A single signalised pedestrian crossing is located east of the intersection on Hull Road.

==History==
Hull Road was one of the earliest roads laid out through Mooroolbark after the area was surveyed in 1855. It formed one of two routes between the towns of Ringwood and Lilydale. Like many other roads in the area it follows the ridge of nearby hills to minimise steep gradients for animals, carts and pedestrians.

The three other roads were initially laid out to meet Hull Road at individual intersections. As the number of people and goods travelling through the area increased significantly as Melbourne's suburbs rapidly expanded after the Second World War, crashes at these intersections also increased. Mooroolbark Primary School moved to premises on the north-west corner of Hull Road and Manchester Road in 1935.

In 1948 the Shire of Lillydale constructed minor upgrades to the intersection.
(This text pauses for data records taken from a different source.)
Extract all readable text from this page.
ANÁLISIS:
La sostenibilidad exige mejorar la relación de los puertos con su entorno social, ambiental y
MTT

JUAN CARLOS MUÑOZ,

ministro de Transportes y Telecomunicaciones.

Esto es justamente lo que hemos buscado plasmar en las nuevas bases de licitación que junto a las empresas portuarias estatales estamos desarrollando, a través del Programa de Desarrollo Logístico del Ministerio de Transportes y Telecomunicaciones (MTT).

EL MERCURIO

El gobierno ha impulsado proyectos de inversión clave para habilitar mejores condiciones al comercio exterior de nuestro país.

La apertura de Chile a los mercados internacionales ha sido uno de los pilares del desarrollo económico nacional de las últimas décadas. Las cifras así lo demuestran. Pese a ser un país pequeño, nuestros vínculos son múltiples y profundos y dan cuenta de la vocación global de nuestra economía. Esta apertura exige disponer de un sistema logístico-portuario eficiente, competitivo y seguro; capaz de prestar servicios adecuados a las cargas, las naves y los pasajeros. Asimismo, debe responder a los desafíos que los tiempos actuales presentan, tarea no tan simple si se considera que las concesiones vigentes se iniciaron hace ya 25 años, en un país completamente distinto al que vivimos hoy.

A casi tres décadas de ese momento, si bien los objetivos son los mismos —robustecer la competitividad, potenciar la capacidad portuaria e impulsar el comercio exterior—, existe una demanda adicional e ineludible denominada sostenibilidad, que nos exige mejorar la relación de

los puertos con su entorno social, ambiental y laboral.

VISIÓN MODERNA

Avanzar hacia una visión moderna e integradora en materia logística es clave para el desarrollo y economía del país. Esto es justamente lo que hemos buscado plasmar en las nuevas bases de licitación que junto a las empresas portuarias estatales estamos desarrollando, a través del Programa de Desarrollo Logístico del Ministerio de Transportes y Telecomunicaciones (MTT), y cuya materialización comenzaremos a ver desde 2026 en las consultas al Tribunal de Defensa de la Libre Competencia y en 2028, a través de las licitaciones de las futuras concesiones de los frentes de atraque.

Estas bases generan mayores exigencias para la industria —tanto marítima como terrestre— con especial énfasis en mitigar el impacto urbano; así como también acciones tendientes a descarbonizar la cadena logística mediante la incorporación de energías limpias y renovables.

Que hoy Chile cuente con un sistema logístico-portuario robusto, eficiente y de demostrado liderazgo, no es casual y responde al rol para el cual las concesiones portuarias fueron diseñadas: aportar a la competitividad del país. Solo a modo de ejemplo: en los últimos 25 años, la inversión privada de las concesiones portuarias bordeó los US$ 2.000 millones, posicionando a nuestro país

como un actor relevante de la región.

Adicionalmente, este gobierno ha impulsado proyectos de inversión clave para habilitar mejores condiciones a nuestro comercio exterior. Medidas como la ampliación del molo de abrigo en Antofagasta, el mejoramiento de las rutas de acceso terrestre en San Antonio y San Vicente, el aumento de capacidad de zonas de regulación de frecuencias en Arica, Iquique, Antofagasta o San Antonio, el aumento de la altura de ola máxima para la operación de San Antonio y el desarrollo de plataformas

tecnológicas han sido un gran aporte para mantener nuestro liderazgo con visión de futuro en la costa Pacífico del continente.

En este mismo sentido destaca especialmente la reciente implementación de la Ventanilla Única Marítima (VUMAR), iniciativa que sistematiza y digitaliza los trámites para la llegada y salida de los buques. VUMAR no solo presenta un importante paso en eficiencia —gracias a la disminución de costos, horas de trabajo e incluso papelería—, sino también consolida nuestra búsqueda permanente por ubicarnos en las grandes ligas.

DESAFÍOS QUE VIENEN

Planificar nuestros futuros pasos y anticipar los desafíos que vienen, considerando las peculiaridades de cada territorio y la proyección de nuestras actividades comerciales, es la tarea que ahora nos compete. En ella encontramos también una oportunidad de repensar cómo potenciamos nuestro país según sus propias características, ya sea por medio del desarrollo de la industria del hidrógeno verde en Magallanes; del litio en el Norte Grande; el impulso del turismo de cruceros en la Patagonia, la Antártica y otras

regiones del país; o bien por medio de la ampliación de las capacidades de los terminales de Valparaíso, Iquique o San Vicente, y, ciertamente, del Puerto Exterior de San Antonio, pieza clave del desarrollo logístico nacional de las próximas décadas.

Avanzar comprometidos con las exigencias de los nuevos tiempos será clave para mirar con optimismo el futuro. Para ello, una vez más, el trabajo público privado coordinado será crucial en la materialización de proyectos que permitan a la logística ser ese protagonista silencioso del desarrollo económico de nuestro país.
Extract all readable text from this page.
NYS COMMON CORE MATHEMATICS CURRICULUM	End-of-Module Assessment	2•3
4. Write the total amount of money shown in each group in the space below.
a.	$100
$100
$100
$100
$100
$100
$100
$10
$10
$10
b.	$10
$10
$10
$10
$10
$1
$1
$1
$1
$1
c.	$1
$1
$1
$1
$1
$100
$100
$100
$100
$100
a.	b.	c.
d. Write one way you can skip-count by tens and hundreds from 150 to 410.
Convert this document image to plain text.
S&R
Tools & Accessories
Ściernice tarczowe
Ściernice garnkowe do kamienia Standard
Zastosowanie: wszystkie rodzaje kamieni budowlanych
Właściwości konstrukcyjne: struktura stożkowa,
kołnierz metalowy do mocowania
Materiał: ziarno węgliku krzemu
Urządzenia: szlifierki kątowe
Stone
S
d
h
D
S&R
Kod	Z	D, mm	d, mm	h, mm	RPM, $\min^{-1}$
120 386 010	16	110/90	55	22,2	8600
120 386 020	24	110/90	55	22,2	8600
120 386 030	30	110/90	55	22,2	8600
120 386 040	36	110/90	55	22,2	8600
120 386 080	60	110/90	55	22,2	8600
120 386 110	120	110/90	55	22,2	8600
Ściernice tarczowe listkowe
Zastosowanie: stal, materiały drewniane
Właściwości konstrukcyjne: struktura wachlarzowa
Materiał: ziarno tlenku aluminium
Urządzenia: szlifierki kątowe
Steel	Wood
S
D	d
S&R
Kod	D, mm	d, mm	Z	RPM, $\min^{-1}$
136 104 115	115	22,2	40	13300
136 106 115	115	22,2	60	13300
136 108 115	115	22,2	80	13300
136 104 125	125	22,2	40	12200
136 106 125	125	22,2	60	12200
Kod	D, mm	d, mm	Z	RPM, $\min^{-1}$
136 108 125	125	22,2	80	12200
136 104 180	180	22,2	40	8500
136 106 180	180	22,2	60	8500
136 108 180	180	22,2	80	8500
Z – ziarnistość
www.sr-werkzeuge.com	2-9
This involved widening the roadway and increasing space for turning vehicles on Lincoln Road at its intersection with Hull Road.

The population of Mooroolbark and nearby suburbs continued to rapidly expand as houses and commercial tenancies were built through the 1960s, 1970s and 1980s. This current and predicted growth in traffic caused a reconstruction of the three intersections into a single junction in 1969. By 1970, the current layout with three roundabouts was completed and has remained mostly unchanged.

A new development directly on the roundabout proposed to add an extra traffic lane in 2017 but this did not occur.